To wizualna uczta na PS5
Kiedy wystartowało Naughty Dog The Last of Us: zremasterowane na PS5 toczyła się debata na temat tego, czy przejście z 30 klatek na sekundę do 60 klatek na sekundę zrobiło jakąkolwiek różnicę. To samo w sobie jest hołdem dla wersji na PS3, ponieważ nawet przy 30 klatkach na sekundę grafika była tak wyraźna, a oświetlenie tak dobre, że różnica nie była od razu widoczna, nawet gdy wersja 60 klatek na sekundę wyszła na PS4.
Zrobiłem obiektywne porównanie, bo w wersji na PS5 istnieje możliwość przełączenia się z powrotem na 30 klatek na sekundę. W momencie, gdy to zobaczysz, odkryjesz, że wersja 60 klatek na sekundę jest jeszcze lepsza. Większa liczba klatek na sekundę sprawia, że świat, po którym poruszają się Joel i Ellie, wydaje się bardziej niebezpieczny i wciągający.
Niektórzy nazywają to najlepiej wyglądająca gra w historii na PS5 w tym krytycy z IGN i TechRadar, a twórcy gry też o tym wiedzieli. Dlatego dodali ulubiony przez fanów tryb fotograficzny, w którym możesz wstrzymać akcję, zmienić ustawienia aparatu i uchwycić piękne chwile z wnętrza gry.
Walka jest super gładka i bardzo napięta
Jest surowy i szorstki; to prawie tak, jakbyś znalazł się w filmie wyreżyserowanym przez George’a Millera (Mad Max), Alfonso Cuaróna (Ludzkie dzieci) lub Johna Hillcoata (Droga). Weźmy na przykład projekt dźwięku. Kiedy przemykasz obok kliknięć, ich okropne kliknięcia budzą prawdziwy strach. Każda walka wydaje się pilna.

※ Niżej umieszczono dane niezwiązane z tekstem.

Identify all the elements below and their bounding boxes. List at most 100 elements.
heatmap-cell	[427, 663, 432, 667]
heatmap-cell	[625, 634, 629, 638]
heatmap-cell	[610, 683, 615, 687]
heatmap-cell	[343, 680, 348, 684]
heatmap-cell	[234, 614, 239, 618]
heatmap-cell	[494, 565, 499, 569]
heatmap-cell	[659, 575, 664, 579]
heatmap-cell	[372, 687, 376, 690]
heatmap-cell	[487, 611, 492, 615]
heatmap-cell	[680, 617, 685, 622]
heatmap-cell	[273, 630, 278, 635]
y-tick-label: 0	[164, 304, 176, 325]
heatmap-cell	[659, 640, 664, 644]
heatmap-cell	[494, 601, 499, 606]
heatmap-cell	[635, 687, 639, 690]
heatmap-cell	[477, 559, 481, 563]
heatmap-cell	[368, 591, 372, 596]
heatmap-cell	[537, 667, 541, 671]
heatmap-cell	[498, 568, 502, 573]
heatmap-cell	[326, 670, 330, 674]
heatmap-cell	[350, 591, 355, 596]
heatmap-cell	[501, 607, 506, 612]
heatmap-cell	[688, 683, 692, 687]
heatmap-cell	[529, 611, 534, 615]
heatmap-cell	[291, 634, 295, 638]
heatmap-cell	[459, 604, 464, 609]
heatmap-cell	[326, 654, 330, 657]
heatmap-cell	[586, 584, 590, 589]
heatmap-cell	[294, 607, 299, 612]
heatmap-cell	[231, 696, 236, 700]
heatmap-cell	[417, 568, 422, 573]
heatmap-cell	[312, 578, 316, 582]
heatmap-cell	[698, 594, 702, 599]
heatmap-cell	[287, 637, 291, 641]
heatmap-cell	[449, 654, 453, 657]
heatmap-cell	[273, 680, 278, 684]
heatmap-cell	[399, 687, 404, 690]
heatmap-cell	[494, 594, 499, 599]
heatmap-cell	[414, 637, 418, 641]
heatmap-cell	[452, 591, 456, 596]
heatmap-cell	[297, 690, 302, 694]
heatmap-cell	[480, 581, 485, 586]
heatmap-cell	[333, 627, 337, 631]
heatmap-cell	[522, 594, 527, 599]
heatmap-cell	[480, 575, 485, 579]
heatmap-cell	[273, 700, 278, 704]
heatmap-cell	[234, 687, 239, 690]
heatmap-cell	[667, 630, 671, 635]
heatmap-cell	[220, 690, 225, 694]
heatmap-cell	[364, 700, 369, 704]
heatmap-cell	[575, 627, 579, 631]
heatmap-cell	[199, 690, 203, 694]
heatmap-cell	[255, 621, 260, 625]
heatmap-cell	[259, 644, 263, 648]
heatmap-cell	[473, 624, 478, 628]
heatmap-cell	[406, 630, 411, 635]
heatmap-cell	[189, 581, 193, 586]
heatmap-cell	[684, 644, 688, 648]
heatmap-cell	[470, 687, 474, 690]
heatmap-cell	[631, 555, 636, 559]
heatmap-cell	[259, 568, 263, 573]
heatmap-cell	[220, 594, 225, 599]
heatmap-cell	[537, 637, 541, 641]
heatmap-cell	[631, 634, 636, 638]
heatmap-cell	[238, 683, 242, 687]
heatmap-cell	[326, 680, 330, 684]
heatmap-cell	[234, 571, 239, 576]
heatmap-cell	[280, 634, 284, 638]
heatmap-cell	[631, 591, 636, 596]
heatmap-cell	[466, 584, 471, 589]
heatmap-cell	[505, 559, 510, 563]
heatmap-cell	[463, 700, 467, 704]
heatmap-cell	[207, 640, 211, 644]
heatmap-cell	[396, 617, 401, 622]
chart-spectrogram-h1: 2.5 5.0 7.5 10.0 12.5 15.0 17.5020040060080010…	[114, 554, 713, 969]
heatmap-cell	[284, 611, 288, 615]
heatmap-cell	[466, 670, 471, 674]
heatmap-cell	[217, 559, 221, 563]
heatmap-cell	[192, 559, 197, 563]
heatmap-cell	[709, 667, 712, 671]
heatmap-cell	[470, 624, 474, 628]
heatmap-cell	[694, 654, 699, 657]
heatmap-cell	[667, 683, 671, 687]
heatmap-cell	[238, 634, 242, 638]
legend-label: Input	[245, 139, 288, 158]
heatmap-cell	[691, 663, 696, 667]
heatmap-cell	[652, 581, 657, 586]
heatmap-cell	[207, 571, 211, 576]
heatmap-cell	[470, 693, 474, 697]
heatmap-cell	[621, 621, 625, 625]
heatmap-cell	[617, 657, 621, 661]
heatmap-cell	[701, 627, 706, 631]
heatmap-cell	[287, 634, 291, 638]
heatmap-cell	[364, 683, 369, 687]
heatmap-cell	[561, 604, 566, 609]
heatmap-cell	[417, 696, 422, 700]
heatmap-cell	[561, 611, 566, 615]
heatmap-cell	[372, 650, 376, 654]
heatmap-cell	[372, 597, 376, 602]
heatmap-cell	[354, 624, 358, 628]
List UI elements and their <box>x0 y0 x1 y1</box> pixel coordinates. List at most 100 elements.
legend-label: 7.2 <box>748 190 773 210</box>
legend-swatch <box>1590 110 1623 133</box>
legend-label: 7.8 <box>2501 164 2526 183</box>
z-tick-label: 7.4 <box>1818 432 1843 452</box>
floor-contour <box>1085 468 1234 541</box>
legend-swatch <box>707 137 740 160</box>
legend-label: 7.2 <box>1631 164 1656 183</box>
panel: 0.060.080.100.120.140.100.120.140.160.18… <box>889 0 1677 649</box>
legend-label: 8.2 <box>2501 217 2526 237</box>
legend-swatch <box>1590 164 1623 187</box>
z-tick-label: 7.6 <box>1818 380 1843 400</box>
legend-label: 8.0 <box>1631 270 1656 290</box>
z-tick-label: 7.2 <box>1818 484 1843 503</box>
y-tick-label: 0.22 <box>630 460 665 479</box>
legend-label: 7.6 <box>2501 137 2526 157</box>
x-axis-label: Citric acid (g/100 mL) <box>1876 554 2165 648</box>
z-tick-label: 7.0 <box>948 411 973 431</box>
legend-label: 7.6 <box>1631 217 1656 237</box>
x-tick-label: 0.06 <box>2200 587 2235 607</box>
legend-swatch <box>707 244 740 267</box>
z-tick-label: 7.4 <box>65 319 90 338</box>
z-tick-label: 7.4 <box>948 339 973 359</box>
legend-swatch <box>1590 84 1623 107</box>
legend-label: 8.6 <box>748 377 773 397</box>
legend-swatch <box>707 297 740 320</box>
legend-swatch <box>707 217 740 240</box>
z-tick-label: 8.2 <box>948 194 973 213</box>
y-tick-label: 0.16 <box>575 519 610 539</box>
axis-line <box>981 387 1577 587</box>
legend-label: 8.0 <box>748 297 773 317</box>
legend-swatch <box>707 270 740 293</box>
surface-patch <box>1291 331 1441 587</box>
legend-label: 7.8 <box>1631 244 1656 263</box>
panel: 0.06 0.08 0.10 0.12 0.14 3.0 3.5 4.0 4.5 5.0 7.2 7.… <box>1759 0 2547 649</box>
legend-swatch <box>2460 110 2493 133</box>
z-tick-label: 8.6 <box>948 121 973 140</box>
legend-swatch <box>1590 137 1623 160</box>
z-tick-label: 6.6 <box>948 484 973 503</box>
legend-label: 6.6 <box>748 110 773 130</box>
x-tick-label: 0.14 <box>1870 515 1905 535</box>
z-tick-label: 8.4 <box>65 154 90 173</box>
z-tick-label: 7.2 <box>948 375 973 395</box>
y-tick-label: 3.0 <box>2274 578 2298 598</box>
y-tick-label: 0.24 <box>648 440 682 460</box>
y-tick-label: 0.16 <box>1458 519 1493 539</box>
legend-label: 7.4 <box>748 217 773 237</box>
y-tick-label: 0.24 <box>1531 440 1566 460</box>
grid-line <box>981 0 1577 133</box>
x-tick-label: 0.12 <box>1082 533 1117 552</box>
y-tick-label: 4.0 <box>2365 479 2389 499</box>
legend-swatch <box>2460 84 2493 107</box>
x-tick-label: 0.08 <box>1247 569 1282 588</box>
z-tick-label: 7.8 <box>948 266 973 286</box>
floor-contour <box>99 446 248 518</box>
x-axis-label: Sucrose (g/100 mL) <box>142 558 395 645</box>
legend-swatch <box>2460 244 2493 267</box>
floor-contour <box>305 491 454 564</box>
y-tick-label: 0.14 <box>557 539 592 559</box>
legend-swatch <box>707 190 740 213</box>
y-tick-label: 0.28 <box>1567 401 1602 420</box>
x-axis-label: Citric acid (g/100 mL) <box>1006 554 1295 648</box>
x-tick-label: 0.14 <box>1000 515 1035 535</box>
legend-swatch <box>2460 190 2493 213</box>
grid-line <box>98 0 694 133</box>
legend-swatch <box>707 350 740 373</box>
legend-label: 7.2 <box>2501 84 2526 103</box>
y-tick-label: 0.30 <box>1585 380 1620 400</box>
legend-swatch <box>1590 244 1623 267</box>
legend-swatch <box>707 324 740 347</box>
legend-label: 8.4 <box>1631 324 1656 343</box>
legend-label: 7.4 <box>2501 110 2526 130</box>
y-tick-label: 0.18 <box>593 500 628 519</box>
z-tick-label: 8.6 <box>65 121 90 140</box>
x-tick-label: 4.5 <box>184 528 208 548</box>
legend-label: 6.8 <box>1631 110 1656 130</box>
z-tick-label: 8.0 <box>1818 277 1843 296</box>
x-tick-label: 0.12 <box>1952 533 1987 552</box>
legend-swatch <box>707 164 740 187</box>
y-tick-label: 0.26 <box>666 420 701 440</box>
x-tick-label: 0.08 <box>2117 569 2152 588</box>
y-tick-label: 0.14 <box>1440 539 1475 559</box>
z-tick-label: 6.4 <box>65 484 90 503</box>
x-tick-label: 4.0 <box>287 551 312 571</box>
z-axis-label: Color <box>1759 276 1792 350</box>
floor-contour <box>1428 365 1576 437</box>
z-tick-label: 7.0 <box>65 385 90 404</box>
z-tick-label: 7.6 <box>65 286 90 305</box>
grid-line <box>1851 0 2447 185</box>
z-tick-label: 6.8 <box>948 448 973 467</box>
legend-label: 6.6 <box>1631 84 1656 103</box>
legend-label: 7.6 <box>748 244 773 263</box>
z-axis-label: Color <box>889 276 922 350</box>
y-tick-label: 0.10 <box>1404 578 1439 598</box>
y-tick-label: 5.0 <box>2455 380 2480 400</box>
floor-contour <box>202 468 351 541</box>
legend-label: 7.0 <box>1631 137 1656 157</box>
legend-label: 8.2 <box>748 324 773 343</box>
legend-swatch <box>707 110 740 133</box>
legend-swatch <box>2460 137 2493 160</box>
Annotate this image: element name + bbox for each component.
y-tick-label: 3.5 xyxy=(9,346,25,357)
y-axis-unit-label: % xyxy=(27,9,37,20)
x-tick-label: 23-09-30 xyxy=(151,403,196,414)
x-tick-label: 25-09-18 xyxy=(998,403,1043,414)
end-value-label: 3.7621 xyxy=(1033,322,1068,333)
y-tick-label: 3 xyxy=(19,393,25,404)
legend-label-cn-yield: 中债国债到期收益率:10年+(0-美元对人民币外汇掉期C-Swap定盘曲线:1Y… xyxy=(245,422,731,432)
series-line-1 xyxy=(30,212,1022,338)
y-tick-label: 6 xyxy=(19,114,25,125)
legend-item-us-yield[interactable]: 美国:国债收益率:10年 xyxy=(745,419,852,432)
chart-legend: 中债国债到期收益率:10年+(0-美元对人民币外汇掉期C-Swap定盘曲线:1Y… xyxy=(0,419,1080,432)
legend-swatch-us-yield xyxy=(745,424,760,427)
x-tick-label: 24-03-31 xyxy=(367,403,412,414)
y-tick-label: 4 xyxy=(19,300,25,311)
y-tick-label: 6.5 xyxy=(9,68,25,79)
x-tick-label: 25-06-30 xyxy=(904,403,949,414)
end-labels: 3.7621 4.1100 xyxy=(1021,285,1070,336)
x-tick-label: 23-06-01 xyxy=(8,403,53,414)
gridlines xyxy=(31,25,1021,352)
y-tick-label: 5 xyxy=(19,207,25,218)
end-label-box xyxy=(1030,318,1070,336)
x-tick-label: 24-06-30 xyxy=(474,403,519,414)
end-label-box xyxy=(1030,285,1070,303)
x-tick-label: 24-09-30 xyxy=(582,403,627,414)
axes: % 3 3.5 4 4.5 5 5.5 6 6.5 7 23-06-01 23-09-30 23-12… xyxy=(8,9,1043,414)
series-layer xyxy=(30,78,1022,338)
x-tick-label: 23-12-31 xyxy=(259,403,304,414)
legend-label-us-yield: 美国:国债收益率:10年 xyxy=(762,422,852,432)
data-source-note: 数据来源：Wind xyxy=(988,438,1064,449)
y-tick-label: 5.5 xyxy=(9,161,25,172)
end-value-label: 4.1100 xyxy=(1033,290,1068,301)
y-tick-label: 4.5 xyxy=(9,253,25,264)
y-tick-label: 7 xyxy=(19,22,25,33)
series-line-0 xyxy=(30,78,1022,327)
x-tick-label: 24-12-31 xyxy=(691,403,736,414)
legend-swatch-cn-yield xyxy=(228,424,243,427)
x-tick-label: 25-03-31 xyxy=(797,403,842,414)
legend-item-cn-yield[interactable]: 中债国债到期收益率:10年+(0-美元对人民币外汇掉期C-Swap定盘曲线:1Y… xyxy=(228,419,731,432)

Nawet jeśli zatrzymasz się, aby uporządkować swój ekwipunek, gra się nie zatrzymuje, dodając walce poczucie realizmu.
Zaktualizowane spusty DualShock 4 sprawiają, że celowanie i strzelanie są znacznie bardziej naturalne niż na PS3. Ale nie tylko walka dodaje grze surowości — to także interakcje Joela i Ellie. Na przykład, gdy Ellie po raz pierwszy zetknęła się z muzyką lub gdy pyta Joela, czym jest praca, są to sceny mocno uderzające. Zadziwiające jest to, że historia rozwija się równolegle z rozgrywką. Nie wchodzisz w przerywniki filmowe, żeby zanurzyć się w historii. Wskazówki i znaki na ścianach opuszczonych miast, które eksplorujesz, ujawniają historię, sprawiając, że wydaje się ona realna.
A zatem, jeśli wrócę do mojego pierwotnego pytania: co sprawia, że ta gra jest klasyką? Czy to dlatego, że sprzedano 20 milionów egzemplarzy na PS3 i PS5? Czy to dlatego, że jest już członkiem Światowej Galerii Sław Gier Wideo? A może dlatego, że tak jest jedna z najwyżej ocenianych gier na Metacritic? Cóż, może to być którykolwiek z nich.
Ale dla mnie The Last of Us: zremasterowane to klasyk, ponieważ dostarcza doświadczenia życia w świecie pełnym bólu, a jednocześnie trzymania się nadziei na przetrwanie.